La visite s'est d'abord déroulée au Conseil général

Son président, Éric Ciotti, et ses équipes ont présenté à Roselyne Bachelot-Narquin les 16 agents de la « brigade anti-fraude au RSA » mise en place il y a deux mois
, " une dénomination martiale mais finalement légitime ", a souri Roselyne Bachelot.

Ils ont aussi dressé un premier bilan " encourageant ".
Le président du Conseil général s'est félicité de son action sur les deux premiers mois d'expérimentation, soit "
une économie de 600 000 euros, en phase avec nos prévisions d'économies de 3,5 millions par an ", a-t-il souligné.
" Je le redis avec force, le RSA est une très bonne loi, mais la contrepartie des droits de ceux qui le touchent, c'est que ce soit sur la période la plus brève possible
", a réaffirmé Éric Ciotti. " Nous avons ainsi engagé un combat déterminé contre la fraude, moralement insupportable lorsque le produit des cotisations, du travail et de l'impôt est ainsi détourné de son objectif initial. "

Le président du Conseil général a illustré son propos de l'exemple d'un gérant de SARL et de SCI, employant 7 personnes… et inscrit au RSA. Préjudice pour la collectivité : 17 000 euros. Comme neuf autres gros fraudeurs débusqués, il a d'ores et déjà fait l'objet d'une plainte en justice, le Conseil général se portant partie civile.

Pour Roselyne Bachelot, cette lutte contre la fraude est aussi " une ardente obligation si l'on veut préserver notre système de protection sociale qui permet à un Français sur deux de bénéficier d'une prestation pour un coût de 60 milliards d'euros par an.

5,1 % de notre PIB est ainsi consacré aux politiques familiales quand la moyenne des pays disposant des mêmes richesses que les nôtres est de 2,6 %… Notre modèle est unique, incomparable", poursuivait la ministre, mais il nous oblige si l'on veut respecter le pacte républicain. "

Éric Ciotti veut faire encore mieux.

Il suggère à Roselyne Bachelot la possibilité d'assermenter ses contrôleurs du CG, comme le sont ceux de la CAF, pour qu'ils puissent mener des investigations à domicile. Tout comme il aimerait que ses services aient accès au fichier Cristal des allocataires de la CAF, voire même utiliser le futur répertoire national commun de la protection sociale (RNCPS).

Des propositions accueillies avec intérêt par la ministre qui mentionna l'obstacle actuel de légalité: "
l'assermentation relève du domaine législatif et l'accès à certains fichiers nécessite un avis favorable de la Commission nationale informatique et liberté (CNIL). "

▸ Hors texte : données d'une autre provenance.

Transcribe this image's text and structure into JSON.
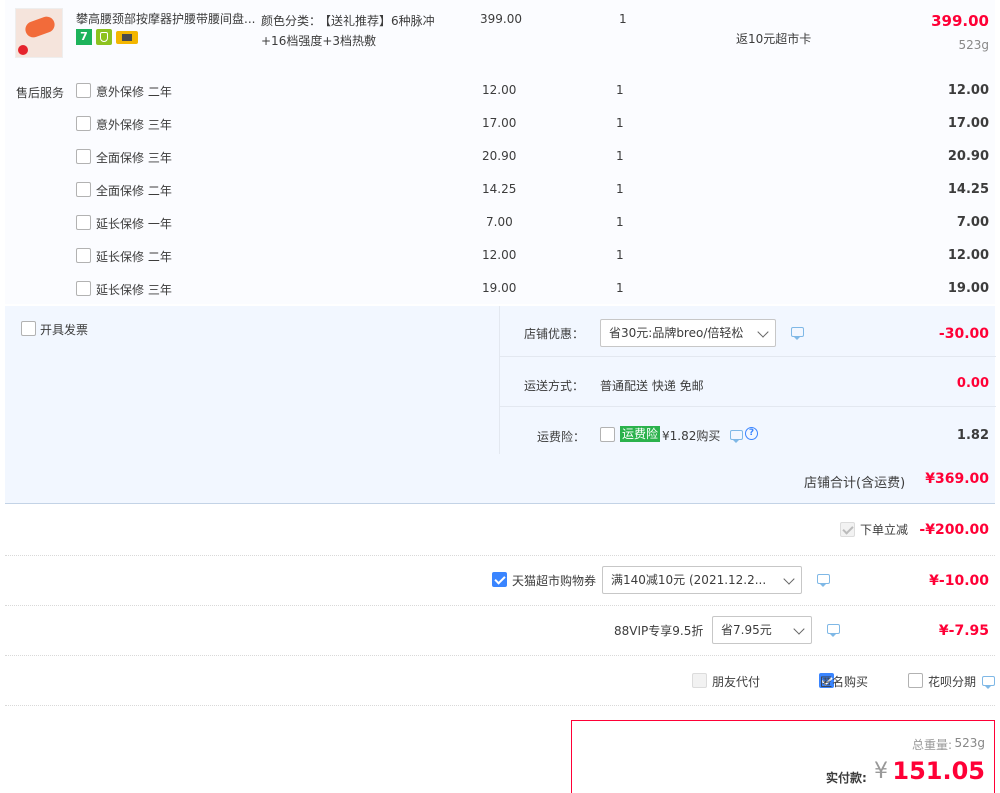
{
  "product": {
    "title": "攀高腰颈部按摩器护腰带腰间盘...",
    "sku_label": "颜色分类：",
    "sku_value_line1": "【送礼推荐】6种脉冲",
    "sku_value_line2": "+16档强度+3档热敷",
    "unit_price": "399.00",
    "quantity": "1",
    "promo": "返10元超市卡",
    "subtotal": "399.00",
    "weight": "523g",
    "badge_7": "7",
    "colors": {
      "thumb_bg": "#f26b3a",
      "badge_green": "#1db35b",
      "badge_yellow": "#f3b600"
    }
  },
  "after_sales": {
    "label": "售后服务",
    "items": [
      {
        "name": "意外保修 二年",
        "price": "12.00",
        "qty": "1",
        "total": "12.00"
      },
      {
        "name": "意外保修 三年",
        "price": "17.00",
        "qty": "1",
        "total": "17.00"
      },
      {
        "name": "全面保修 三年",
        "price": "20.90",
        "qty": "1",
        "total": "20.90"
      },
      {
        "name": "全面保修 二年",
        "price": "14.25",
        "qty": "1",
        "total": "14.25"
      },
      {
        "name": "延长保修 一年",
        "price": "7.00",
        "qty": "1",
        "total": "7.00"
      },
      {
        "name": "延长保修 二年",
        "price": "12.00",
        "qty": "1",
        "total": "12.00"
      },
      {
        "name": "延长保修 三年",
        "price": "19.00",
        "qty": "1",
        "total": "19.00"
      }
    ]
  },
  "invoice": {
    "label": "开具发票"
  },
  "shop": {
    "discount_label": "店铺优惠：",
    "discount_select": "省30元:品牌breo/倍轻松",
    "discount_amount": "-30.00",
    "shipping_label": "运送方式：",
    "shipping_value": "普通配送 快递 免邮",
    "shipping_amount": "0.00",
    "insurance_label": "运费险：",
    "insurance_tag": "运费险",
    "insurance_text": "¥1.82购买",
    "insurance_amount": "1.82",
    "total_label": "店铺合计(含运费)",
    "total_amount": "¥369.00"
  },
  "order_discounts": {
    "instant_label": "下单立减",
    "instant_amount": "-¥200.00",
    "coupon_label": "天猫超市购物券",
    "coupon_select": "满140减10元 (2021.12.2...",
    "coupon_amount": "¥-10.00",
    "vip_label": "88VIP专享9.5折",
    "vip_select": "省7.95元",
    "vip_amount": "¥-7.95"
  },
  "options": {
    "friend_pay": "朋友代付",
    "anonymous": "匿名购买",
    "huabei": "花呗分期"
  },
  "summary": {
    "weight_label": "总重量:",
    "weight_value": "523g",
    "pay_label": "实付款:",
    "currency": "¥",
    "pay_amount": "151.05"
  },
  "colors": {
    "accent_red": "#ff0036",
    "panel_blue": "#f2f7ff",
    "checkbox_blue": "#3a85ff"
  }
}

En préfecture se déroula ensuite le deuxième acte de cette visite

Le préfet Jean-Michel Drevet présida une réunion de travail dans le cadre du Comité opérationnel départemental anti-fraude
(CODAF) avec tous les acteurs de la lutte contre la fraude, au sens large. Roselyne Bachelot a pu y rencontrer de nombreux directeurs d'organismes de prestations sociales, mais aussi les autorités judiciaires. Avec la même détermination. "Il faut faciliter le dialogue entre CAF et Départements et améliorer la transmission d'informations entre les différents organismes, les services de l'État et les collectivités ", a-t-elle insisté.